To assist the NSCF BOD in determining the optimal course of action for the welfare of the club and its members and other event participants, and advisory group was formed to discuss the conditions and protocols under which it might be possible to conduct an event without undue risk, AND to evaluate external conditions to see if they excluded the possibility of conducting races in a responsible manner. This group included three physicians, a representative of Nordic Ski Patrol, an EMT/Outdoor Responder and key members of the NSCF’s race crew.
Between the first and second meetings of this group, two things happened: 1) a patient from a rural area who would normally have been sent to hospital in Anchorage was sent instead to Fairbanks, due to Anchorage’s lack of capacity; 2) Governor Dunleavy issued an emergency declaration the basic thrust of which was that every resident of the state needs to hunker down, to the extent practicable, for the next 3-4 weeks.
In light of those two events, and given the rapidly rising infection and hospitalization curves, the NSCF has determined that there should be no in-person competition events through the remainder of 2020.
However, because we believe that it is important that we encourage people – especially young people – to get outdoors and exercise during this unusual time, and because we know that organized competition is motivational for a number of people of all ages, the NSCF will organize “virtual” events at Birch Hill on the weekends scheduled for races, beginning with this coming weekend (November 21-22).

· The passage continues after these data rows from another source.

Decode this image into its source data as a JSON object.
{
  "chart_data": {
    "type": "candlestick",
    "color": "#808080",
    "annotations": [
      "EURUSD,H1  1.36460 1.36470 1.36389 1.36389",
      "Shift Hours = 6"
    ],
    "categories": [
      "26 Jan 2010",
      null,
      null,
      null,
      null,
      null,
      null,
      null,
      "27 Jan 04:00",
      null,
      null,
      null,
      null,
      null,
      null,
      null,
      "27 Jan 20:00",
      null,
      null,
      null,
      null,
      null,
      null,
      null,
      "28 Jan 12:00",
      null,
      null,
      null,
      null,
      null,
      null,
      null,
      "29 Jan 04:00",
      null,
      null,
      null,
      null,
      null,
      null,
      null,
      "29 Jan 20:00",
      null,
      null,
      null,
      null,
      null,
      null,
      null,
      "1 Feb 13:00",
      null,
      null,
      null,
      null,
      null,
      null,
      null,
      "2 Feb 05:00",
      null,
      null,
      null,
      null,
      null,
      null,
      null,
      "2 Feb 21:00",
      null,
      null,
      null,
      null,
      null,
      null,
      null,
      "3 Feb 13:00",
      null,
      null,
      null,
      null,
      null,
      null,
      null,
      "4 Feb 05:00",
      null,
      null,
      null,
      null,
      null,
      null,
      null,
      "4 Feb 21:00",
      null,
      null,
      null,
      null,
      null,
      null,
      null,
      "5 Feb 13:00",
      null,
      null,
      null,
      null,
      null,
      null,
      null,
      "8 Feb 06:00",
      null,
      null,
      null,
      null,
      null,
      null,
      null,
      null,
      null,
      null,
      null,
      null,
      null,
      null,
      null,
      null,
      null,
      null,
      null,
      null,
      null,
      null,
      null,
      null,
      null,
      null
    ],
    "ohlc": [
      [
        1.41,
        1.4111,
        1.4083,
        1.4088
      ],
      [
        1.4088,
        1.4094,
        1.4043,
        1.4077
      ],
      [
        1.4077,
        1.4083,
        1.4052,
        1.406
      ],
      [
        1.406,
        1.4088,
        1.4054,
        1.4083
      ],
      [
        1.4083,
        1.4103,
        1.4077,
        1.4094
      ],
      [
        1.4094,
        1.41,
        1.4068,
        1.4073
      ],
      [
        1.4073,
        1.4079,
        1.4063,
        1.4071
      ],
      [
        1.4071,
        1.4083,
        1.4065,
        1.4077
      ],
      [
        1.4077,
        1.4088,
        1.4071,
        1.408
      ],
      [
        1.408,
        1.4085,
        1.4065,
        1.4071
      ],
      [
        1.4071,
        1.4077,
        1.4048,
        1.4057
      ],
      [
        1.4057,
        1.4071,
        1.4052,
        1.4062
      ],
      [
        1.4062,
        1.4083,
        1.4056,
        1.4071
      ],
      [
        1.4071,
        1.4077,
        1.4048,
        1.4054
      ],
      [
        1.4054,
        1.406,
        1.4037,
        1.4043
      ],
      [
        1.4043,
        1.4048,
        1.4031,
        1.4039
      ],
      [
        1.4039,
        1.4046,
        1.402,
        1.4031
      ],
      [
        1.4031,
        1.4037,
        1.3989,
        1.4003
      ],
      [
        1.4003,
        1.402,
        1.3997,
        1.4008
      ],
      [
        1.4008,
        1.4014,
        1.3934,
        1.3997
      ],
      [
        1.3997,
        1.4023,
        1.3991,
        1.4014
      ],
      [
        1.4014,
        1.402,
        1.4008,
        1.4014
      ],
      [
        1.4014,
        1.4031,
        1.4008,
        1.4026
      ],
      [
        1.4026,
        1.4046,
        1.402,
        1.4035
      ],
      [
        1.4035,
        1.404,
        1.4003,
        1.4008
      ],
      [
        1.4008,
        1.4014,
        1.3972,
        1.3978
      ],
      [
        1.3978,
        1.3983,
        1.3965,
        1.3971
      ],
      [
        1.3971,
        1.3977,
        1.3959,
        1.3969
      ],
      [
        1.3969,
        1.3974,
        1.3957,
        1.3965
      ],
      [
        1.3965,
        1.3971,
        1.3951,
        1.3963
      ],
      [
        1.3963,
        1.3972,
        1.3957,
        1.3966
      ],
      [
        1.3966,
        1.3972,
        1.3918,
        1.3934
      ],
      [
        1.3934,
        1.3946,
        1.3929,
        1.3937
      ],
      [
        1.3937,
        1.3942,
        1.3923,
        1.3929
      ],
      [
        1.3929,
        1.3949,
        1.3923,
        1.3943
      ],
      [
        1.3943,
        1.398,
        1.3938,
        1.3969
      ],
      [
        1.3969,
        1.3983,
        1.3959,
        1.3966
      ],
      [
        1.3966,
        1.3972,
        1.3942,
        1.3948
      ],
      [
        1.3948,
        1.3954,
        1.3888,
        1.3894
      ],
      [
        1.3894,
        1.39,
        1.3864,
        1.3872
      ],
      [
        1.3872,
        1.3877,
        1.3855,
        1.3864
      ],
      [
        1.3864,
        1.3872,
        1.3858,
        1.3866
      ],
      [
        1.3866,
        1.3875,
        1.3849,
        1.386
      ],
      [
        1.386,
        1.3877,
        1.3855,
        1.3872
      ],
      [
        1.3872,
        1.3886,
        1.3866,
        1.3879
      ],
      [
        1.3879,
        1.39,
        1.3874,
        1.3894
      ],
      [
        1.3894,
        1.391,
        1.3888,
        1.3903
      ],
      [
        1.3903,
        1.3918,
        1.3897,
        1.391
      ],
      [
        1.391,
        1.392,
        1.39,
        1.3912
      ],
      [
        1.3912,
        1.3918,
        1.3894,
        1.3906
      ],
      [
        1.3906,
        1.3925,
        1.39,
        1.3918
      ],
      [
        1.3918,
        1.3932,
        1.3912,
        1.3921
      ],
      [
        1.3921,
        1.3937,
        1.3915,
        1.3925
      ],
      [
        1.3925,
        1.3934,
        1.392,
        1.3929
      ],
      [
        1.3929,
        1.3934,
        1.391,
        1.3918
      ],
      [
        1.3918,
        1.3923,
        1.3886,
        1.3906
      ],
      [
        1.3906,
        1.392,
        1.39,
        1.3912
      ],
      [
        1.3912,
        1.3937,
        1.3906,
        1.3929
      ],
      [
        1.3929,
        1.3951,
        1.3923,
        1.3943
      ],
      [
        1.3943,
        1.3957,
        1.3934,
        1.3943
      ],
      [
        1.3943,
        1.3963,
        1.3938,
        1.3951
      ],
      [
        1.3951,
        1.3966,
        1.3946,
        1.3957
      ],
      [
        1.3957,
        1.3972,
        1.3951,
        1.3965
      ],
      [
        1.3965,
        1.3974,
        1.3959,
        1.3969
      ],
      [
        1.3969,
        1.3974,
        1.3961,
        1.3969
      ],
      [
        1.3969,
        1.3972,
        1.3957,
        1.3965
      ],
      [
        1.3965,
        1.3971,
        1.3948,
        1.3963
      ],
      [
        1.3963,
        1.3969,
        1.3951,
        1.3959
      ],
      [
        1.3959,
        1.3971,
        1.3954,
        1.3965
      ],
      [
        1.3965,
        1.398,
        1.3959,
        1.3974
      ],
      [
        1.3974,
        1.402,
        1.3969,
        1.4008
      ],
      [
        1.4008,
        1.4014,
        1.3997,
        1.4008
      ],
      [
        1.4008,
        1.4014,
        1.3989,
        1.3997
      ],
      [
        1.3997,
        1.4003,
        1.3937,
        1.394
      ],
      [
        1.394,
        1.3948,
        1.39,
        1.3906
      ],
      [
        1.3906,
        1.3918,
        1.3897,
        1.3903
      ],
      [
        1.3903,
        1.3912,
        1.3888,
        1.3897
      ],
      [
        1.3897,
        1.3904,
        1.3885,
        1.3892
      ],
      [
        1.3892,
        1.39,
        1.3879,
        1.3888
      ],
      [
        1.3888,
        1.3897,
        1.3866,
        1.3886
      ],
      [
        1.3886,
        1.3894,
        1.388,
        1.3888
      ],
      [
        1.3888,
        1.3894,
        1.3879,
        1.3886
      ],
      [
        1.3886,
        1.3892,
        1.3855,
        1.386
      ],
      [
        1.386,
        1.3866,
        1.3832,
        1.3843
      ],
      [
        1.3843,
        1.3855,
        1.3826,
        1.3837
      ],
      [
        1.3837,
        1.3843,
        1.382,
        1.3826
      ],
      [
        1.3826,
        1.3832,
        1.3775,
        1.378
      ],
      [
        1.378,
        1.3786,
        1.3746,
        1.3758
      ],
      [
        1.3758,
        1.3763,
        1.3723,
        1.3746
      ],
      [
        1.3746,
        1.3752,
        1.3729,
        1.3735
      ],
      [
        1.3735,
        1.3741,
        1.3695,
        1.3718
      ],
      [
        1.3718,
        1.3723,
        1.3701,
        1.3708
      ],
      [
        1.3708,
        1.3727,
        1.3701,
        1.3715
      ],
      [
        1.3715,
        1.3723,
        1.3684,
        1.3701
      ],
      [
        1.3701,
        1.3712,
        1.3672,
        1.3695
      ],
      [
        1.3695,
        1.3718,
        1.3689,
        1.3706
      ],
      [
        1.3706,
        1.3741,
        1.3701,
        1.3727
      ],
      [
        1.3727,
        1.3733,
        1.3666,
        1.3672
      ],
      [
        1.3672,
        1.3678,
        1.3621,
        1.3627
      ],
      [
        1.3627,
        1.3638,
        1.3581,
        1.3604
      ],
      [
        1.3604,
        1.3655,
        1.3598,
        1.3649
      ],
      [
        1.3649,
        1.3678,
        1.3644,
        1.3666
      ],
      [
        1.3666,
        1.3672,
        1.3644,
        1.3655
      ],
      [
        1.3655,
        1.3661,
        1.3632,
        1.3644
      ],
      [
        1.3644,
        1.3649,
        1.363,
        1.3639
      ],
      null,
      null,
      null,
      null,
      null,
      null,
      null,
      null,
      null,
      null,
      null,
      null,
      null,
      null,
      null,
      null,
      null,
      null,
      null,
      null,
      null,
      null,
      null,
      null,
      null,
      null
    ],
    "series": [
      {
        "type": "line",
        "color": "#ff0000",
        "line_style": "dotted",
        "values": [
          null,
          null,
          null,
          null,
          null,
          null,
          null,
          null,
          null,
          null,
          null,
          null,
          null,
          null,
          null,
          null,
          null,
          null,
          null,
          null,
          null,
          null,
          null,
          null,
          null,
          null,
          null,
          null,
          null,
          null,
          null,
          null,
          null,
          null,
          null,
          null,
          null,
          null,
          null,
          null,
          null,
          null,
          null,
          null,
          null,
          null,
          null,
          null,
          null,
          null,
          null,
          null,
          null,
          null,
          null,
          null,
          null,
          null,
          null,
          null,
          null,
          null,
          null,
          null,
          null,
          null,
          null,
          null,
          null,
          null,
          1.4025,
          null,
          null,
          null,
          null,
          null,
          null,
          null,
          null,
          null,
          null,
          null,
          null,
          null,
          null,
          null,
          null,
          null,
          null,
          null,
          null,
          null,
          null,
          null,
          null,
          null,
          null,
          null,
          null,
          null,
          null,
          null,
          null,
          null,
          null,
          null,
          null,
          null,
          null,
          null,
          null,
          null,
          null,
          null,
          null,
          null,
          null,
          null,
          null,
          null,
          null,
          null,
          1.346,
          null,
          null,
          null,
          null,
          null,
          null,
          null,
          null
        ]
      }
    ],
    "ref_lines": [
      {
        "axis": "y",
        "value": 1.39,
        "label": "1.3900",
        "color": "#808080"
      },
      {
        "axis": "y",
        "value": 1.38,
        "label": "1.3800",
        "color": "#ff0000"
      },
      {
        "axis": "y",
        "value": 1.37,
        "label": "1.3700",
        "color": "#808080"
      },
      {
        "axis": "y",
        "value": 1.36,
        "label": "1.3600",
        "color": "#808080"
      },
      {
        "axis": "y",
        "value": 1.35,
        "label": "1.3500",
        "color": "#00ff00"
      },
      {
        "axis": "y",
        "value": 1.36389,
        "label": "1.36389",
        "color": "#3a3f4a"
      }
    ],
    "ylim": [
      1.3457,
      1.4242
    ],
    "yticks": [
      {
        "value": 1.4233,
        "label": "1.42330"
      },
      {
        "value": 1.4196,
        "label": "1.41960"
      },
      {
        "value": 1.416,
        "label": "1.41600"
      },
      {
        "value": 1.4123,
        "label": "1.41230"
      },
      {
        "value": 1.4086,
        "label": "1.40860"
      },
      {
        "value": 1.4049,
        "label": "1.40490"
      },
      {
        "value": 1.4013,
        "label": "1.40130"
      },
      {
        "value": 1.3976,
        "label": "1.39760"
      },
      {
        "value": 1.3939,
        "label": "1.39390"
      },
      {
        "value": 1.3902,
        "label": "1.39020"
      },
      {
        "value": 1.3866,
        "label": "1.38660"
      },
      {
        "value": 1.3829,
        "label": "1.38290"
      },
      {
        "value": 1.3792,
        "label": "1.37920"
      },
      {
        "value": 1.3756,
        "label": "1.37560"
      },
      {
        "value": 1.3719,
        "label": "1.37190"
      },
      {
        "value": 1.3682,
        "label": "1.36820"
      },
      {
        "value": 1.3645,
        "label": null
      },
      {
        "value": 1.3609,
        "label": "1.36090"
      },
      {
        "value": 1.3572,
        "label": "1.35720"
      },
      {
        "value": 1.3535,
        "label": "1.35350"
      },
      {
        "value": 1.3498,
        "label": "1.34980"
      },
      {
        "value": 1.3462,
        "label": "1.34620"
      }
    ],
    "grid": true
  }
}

Because this is happening on short notice, please be patient as we do a bit of scrambling to put together an event that is sufficiently attractive to draw meaningful participation, while being practical from the standpoint of not exposing any volunteers or staff to increased risk of infection. There is a lot to think about to make this happen.
The advisory group will meet again (more than once) in the next several weeks to evaluate conditions in the local community and the state to see if that policy should be extended beyond January 1, 2021, or, if there is a substantial favorable change in conditions, to begin, on a cautious basis, implementing all possible mitigation protocols, to begin to once again hold in-person competitions.
We believe strongly that it is important that we follow a process in making these decisions, and that it makes sense to periodically evaluate conditions and adjust policies accordingly, rather than simply make a blanket decision for the entire season when no one knows how conditions will change over that timeframe.
Organizing races has been a major part of the club’s mission since the club’s inception in the 1960’s. We know that there are many members of the club, and the greater ski community, who are motivated by competition. We believe that if conditions improve to the point where the risk mitigation protocols reduce the risk to levels deemed acceptable by the NSCF BOD, we should provide to our membership the option to participate in organized, in-person events. Absent that improvement, there is no reason to create greater risk by holding and in-person event when conditions don’t warrant it.
The NSCF, above all, desires to ensure the safety, health and well-being of its membership and the greater Fairbanks ski community: racers, volunteers, coaches, parents, etc. The NSCF will only resume organizing in-person events when it can be done without an unreasonable risk to the health of participants.